Shem then was serving in the office of high priest on the earth during his lifetime. ….

[End of quote]

The Pauline Expansion


There were in fact two persons Immanuel, two persons Melchizedek, the flesh and blood version, and the blueprint heavenly version who “became flesh” (John 1:14).

Dankenbring well explains this also:


King of Salem and Righteousness

Notice that Melchizedek was king of Salem. “Salem” comes from the Hebrew word meaning “peace.” Salem was the city of “Jerusalem” – the city of “peace.” The Hebrew word “Melek” means “King” or “Ruler.” Therefore, that would make Melchizedek the Ruler or King of Peace (Heb. 7:2). The word “Zedek” in Hebrew means “righteousness.” The Hebrew name Melchizedek itself literally means “King of righteousness” (Heb. 7:2). Shem held this title of office during his lifetime, as had Noah and his predecessors before him.

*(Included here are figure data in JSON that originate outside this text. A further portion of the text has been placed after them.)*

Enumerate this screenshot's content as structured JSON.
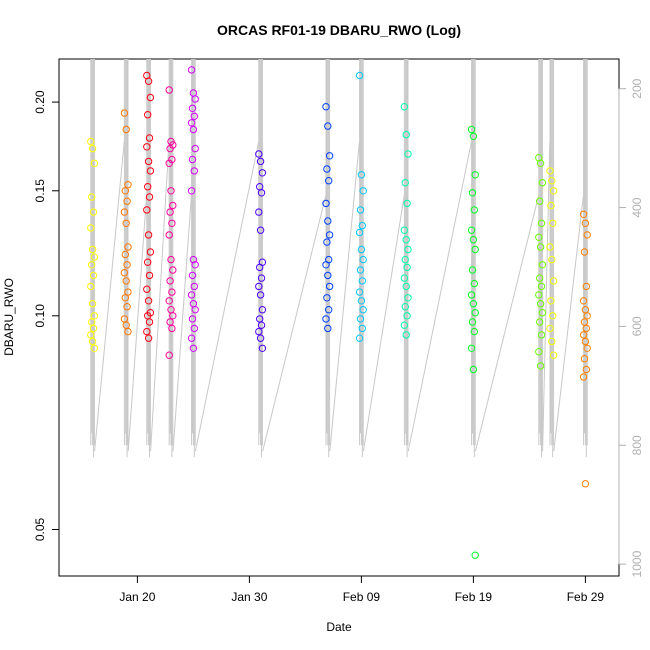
{
  "chart_data": {
    "type": "scatter",
    "title": "ORCAS RF01-19 DBARU_RWO (Log)",
    "xlabel": "Date",
    "ylabel": "DBARU_RWO",
    "y_scale": "log",
    "x_ticks": [
      "Jan 20",
      "Jan 30",
      "Feb 09",
      "Feb 19",
      "Feb 29"
    ],
    "y_ticks": [
      "0.05",
      "0.10",
      "0.15",
      "0.20"
    ],
    "y2_ticks": [
      "200",
      "400",
      "600",
      "800",
      "1000"
    ],
    "xlim": [
      "2016-01-13",
      "2016-03-03"
    ],
    "ylim": [
      0.043,
      0.23
    ],
    "y2lim": [
      150,
      1020
    ],
    "y2_reversed": true,
    "color_scale": "rainbow from yellow (first flight) to pink (last flight)",
    "flights": [
      {
        "date": "2016-01-16",
        "y": [
          0.176,
          0.172,
          0.164,
          0.147,
          0.14,
          0.133,
          0.124,
          0.121,
          0.118,
          0.114,
          0.11,
          0.104,
          0.1,
          0.098,
          0.096,
          0.094,
          0.092,
          0.09
        ]
      },
      {
        "date": "2016-01-19",
        "y": [
          0.193,
          0.183,
          0.153,
          0.15,
          0.145,
          0.14,
          0.135,
          0.125,
          0.122,
          0.118,
          0.115,
          0.112,
          0.108,
          0.106,
          0.103,
          0.099,
          0.097,
          0.095
        ]
      },
      {
        "date": "2016-01-21",
        "y": [
          0.218,
          0.214,
          0.203,
          0.192,
          0.178,
          0.173,
          0.165,
          0.16,
          0.152,
          0.147,
          0.141,
          0.13,
          0.123,
          0.119,
          0.114,
          0.109,
          0.105,
          0.101,
          0.1,
          0.098,
          0.095,
          0.093
        ]
      },
      {
        "date": "2016-01-23",
        "y": [
          0.208,
          0.176,
          0.174,
          0.172,
          0.166,
          0.164,
          0.15,
          0.143,
          0.14,
          0.135,
          0.13,
          0.12,
          0.116,
          0.112,
          0.108,
          0.105,
          0.102,
          0.1,
          0.098,
          0.096,
          0.088
        ]
      },
      {
        "date": "2016-01-25",
        "y": [
          0.222,
          0.206,
          0.202,
          0.196,
          0.191,
          0.187,
          0.183,
          0.172,
          0.166,
          0.16,
          0.15,
          0.12,
          0.118,
          0.114,
          0.11,
          0.107,
          0.104,
          0.102,
          0.099,
          0.096,
          0.093,
          0.09
        ]
      },
      {
        "date": "2016-01-31",
        "y": [
          0.169,
          0.165,
          0.159,
          0.152,
          0.149,
          0.14,
          0.132,
          0.119,
          0.117,
          0.113,
          0.11,
          0.107,
          0.102,
          0.099,
          0.097,
          0.095,
          0.093,
          0.09
        ]
      },
      {
        "date": "2016-02-06",
        "y": [
          0.197,
          0.185,
          0.168,
          0.161,
          0.155,
          0.144,
          0.136,
          0.13,
          0.127,
          0.12,
          0.118,
          0.114,
          0.11,
          0.106,
          0.102,
          0.099,
          0.096
        ]
      },
      {
        "date": "2016-02-09",
        "y": [
          0.218,
          0.158,
          0.15,
          0.141,
          0.134,
          0.131,
          0.124,
          0.12,
          0.116,
          0.112,
          0.108,
          0.105,
          0.102,
          0.099,
          0.096,
          0.093
        ]
      },
      {
        "date": "2016-02-13",
        "y": [
          0.197,
          0.18,
          0.169,
          0.154,
          0.144,
          0.132,
          0.128,
          0.124,
          0.12,
          0.117,
          0.113,
          0.11,
          0.106,
          0.103,
          0.1,
          0.097,
          0.094
        ]
      },
      {
        "date": "2016-02-19",
        "y": [
          0.183,
          0.179,
          0.158,
          0.149,
          0.141,
          0.132,
          0.128,
          0.124,
          0.116,
          0.111,
          0.107,
          0.104,
          0.101,
          0.098,
          0.095,
          0.09,
          0.084,
          0.046
        ]
      },
      {
        "date": "2016-02-25",
        "y": [
          0.167,
          0.164,
          0.154,
          0.145,
          0.135,
          0.129,
          0.125,
          0.118,
          0.113,
          0.11,
          0.107,
          0.104,
          0.101,
          0.098,
          0.094,
          0.089,
          0.085
        ]
      },
      {
        "date": "2016-02-26",
        "y": [
          0.16,
          0.155,
          0.15,
          0.143,
          0.135,
          0.125,
          0.12,
          0.112,
          0.105,
          0.1,
          0.096,
          0.092,
          0.088
        ]
      },
      {
        "date": "2016-02-29",
        "y": [
          0.139,
          0.135,
          0.13,
          0.123,
          0.11,
          0.105,
          0.102,
          0.1,
          0.098,
          0.096,
          0.094,
          0.092,
          0.09,
          0.087,
          0.084,
          0.082,
          0.058
        ]
      }
    ]
  }
}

Therefore, in truth, the TITLE “Melchizedek” goes back to Adam, the first human priest of God of the human family.

However, there is a strange prophecy in Psalm 110:4, where David stated: “The Eternal hath sworn, and will not repent, Thou art a priest forever after the order of Melchizedek.” This verse is quoted again in Hebrews 5:6,10, and is a prophetic reference to the coming of Christ, Yeshua the Messiah.

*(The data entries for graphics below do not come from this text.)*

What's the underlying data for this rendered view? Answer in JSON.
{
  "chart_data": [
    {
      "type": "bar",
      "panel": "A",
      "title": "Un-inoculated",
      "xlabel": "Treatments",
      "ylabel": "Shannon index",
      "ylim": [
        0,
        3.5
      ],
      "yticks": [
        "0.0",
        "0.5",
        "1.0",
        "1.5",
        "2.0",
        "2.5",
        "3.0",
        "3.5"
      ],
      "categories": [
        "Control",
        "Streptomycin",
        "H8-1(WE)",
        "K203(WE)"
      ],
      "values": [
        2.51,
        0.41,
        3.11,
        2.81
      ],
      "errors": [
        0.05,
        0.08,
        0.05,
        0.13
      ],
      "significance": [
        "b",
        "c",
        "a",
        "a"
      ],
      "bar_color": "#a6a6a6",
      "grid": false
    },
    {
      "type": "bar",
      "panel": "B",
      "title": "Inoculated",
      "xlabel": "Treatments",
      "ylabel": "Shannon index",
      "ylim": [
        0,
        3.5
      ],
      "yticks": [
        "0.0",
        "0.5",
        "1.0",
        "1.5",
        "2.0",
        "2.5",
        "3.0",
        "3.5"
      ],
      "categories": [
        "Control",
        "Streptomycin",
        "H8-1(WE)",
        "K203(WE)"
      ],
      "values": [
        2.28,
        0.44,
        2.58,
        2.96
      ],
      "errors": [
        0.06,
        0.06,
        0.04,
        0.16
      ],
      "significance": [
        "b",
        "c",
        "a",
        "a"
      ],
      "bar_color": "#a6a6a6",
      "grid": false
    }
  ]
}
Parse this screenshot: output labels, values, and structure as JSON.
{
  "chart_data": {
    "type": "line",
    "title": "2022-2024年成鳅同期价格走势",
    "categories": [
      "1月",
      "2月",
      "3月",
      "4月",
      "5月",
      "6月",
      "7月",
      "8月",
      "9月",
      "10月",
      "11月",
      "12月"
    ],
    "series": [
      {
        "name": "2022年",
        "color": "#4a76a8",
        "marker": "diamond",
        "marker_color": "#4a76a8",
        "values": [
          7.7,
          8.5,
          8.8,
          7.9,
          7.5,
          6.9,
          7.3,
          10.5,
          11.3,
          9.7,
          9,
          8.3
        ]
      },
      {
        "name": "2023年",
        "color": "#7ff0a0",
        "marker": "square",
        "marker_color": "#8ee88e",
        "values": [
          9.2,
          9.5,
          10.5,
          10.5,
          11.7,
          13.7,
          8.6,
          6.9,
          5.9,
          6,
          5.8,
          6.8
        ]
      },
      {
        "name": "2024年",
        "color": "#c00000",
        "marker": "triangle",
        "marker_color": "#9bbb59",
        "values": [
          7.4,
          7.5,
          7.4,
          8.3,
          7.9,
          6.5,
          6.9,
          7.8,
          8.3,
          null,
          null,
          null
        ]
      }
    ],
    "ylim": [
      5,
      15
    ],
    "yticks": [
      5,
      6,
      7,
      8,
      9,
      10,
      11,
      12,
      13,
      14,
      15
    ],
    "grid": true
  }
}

And he will find support for this from:

The Dead Sea Scrolls


New light on the mystery of Melchizedek is provided by a text found among the Dead Sea Scrolls at Qumran, appropriately labeled “11Qmelchizedek.” In the Qumran text, “Melchizedek is presented as an angelic being who raises up God’s holy ones for deeds of judgment and who takes divine judgment on evil. Here Melchizedek has superhuman status, which clearly involved living eternally, just as he has in Hebrews” 30 (James Vanderkam, “The Dead Sea Scrolls and Early Christianity,” Bible Review, December 1991, p.46).

Another Qumran text which appears to mention Melchizedek has also been published – the “Songs of the Sabbath Sacrifice.” Says Bible Review, “Although the relevant fragments are poorly preserved, here Melchizedek seems to officiate as the heavenly high priest, just as Jesus does in Hebrews” (ibid.).

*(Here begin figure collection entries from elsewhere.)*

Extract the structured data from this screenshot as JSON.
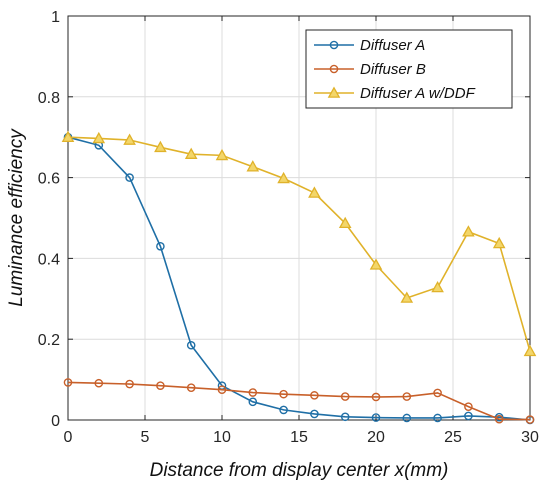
{
  "chart_data": {
    "type": "line",
    "xlabel": "Distance from display center x(mm)",
    "ylabel": "Luminance efficiency",
    "xlim": [
      0,
      30
    ],
    "ylim": [
      0,
      1
    ],
    "xticks": [
      0,
      5,
      10,
      15,
      20,
      25,
      30
    ],
    "yticks": [
      0,
      0.2,
      0.4,
      0.6,
      0.8,
      1
    ],
    "xtick_labels": [
      "0",
      "5",
      "10",
      "15",
      "20",
      "25",
      "30"
    ],
    "ytick_labels": [
      "0",
      "0.2",
      "0.4",
      "0.6",
      "0.8",
      "1"
    ],
    "grid": true,
    "legend_position": "top-right",
    "x": [
      0,
      2,
      4,
      6,
      8,
      10,
      12,
      14,
      16,
      18,
      20,
      22,
      24,
      26,
      28,
      30
    ],
    "series": [
      {
        "name": "Diffuser A",
        "color": "#1f6fa6",
        "marker": "circle",
        "values": [
          0.7,
          0.68,
          0.6,
          0.43,
          0.185,
          0.085,
          0.045,
          0.025,
          0.015,
          0.008,
          0.006,
          0.005,
          0.005,
          0.01,
          0.007,
          0.0
        ]
      },
      {
        "name": "Diffuser B",
        "color": "#c8602a",
        "marker": "circle",
        "values": [
          0.093,
          0.091,
          0.089,
          0.085,
          0.08,
          0.075,
          0.068,
          0.064,
          0.061,
          0.058,
          0.057,
          0.058,
          0.067,
          0.033,
          0.002,
          0.001
        ]
      },
      {
        "name": "Diffuser A w/DDF",
        "color": "#e0b22a",
        "marker": "triangle",
        "values": [
          0.7,
          0.697,
          0.693,
          0.675,
          0.658,
          0.655,
          0.627,
          0.598,
          0.562,
          0.487,
          0.384,
          0.302,
          0.328,
          0.466,
          0.437,
          0.17
        ]
      }
    ]
  }
}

In other words, there was a HIGH PRIEST “MELCHIZEDEK” IN HEAVEN even before the patriarchs, serving the Father! It was none other than the Logos, the Word of God, the One who became Jesus Christ!

No one really knew who the original “Melchizedek” was until the apostle Paul identified him as the One who became Jesus Christ.

[End of quote]

Concluding Point


According to the above I would insist that it is wrong to suggest that such biblical types as Elijah, Immanuel and Melchizedek did not have a real flesh and blood existence and individuality back in Old Testament times, as personally distinct from those to whom they pointed in the New Testament, be it John the Baptist or Jesus Christ.

But Jesus Christ, as the pre-existent Logos (John 1:1), was the perfect Exemplar from whom these types arose and to whom they again pointed.

As said earlier, “the Scriptures were all about, were all leading to, Him”.